Early Life and Philippine Boxing Career

Guilledo was born in Ilog, Negros Occidental, the son of a cowhand who abandoned his family when Guilledo was just six months old. He grew up in the hacienda of a wealthy local, helping his mother raise goats she tended on the farm.

When Guilledo was 11, he sailed to Iloilo City to work as a bootblack. While in Iloilo, he befriended a local boxer and together they migrated to Manila, settling in Tondo. He would occasionally spar with friends and soon attracted the attention of local boxing habitués. He fought his first professional fight in 1919 against Kid Castro. Within two years, he was the Philippine Flyweight Champion, having dethroned Terrible Pondong. He nearly gave up boxing after being spurned by a woman he courted, actually returning to Negros early in 1922 to retire. The clamor of Filipino boxing fans compelled him to return to the ring.

It appears that during this period, Guilledo was under the tutelage of at least two important local boxing figures.
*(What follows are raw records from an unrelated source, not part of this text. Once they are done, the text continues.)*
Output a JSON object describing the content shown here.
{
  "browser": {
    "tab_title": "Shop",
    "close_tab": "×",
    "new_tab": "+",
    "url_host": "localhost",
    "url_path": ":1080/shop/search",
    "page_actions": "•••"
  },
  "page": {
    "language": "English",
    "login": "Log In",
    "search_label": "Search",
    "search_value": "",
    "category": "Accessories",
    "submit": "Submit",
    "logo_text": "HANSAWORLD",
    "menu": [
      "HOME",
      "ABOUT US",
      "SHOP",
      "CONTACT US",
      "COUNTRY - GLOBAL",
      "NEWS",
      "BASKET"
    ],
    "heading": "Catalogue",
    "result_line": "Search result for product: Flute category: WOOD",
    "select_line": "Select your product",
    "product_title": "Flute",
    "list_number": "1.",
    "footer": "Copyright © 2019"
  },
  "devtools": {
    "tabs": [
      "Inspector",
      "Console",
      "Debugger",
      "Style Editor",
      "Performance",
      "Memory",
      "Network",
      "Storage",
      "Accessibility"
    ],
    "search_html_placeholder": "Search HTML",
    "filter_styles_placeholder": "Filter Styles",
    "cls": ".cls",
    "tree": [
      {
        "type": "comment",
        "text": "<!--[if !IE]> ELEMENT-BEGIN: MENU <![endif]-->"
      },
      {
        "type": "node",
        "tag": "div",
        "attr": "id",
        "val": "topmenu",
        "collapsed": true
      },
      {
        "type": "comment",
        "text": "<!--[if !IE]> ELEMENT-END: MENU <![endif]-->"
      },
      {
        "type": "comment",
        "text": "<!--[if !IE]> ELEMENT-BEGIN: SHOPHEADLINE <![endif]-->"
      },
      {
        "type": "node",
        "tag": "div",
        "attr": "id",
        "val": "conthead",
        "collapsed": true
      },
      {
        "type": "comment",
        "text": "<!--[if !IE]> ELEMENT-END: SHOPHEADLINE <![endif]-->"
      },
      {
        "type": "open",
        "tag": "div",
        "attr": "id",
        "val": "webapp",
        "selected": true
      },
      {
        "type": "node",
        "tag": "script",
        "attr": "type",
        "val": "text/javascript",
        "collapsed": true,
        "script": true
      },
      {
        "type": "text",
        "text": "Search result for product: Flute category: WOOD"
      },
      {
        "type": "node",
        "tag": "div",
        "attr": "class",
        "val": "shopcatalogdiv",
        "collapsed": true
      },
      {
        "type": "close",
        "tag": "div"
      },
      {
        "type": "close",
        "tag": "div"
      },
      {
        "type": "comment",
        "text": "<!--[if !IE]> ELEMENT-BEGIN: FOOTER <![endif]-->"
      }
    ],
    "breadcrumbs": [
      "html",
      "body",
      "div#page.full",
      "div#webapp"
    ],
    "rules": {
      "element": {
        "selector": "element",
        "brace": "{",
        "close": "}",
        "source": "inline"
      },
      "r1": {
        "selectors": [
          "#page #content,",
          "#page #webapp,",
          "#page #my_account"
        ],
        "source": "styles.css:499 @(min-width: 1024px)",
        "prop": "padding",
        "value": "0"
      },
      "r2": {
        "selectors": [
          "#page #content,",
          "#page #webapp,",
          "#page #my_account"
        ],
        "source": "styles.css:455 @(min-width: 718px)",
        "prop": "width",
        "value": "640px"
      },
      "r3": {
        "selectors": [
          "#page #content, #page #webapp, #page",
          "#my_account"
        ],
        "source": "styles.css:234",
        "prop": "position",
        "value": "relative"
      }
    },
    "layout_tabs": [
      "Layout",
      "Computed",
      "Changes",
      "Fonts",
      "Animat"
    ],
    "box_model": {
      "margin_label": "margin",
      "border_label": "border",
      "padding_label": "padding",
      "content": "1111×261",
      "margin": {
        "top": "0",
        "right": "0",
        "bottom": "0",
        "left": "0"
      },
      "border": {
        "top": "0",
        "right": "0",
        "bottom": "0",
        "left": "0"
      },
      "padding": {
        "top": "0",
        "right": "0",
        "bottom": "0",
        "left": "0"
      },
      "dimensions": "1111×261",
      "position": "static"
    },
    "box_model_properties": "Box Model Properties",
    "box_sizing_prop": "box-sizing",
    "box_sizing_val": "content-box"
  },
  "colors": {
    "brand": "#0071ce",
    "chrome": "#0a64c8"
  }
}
One was the American boxing promoter based in Manila Frank E. Churchill. Another was a Filipino ice plant executive and boxing manager named Paquito Villa. The renaming of Francisco Guilledo to Pancho Villa has been attributed to both men, depending on the source. One version tags Churchill as having renamed Guilledo into Villa, taking the name from the Mexican guerrilla leader. Another version maintains that Paquito Villa had legally adopted Guilledo as early as 1918, renaming him Pancho.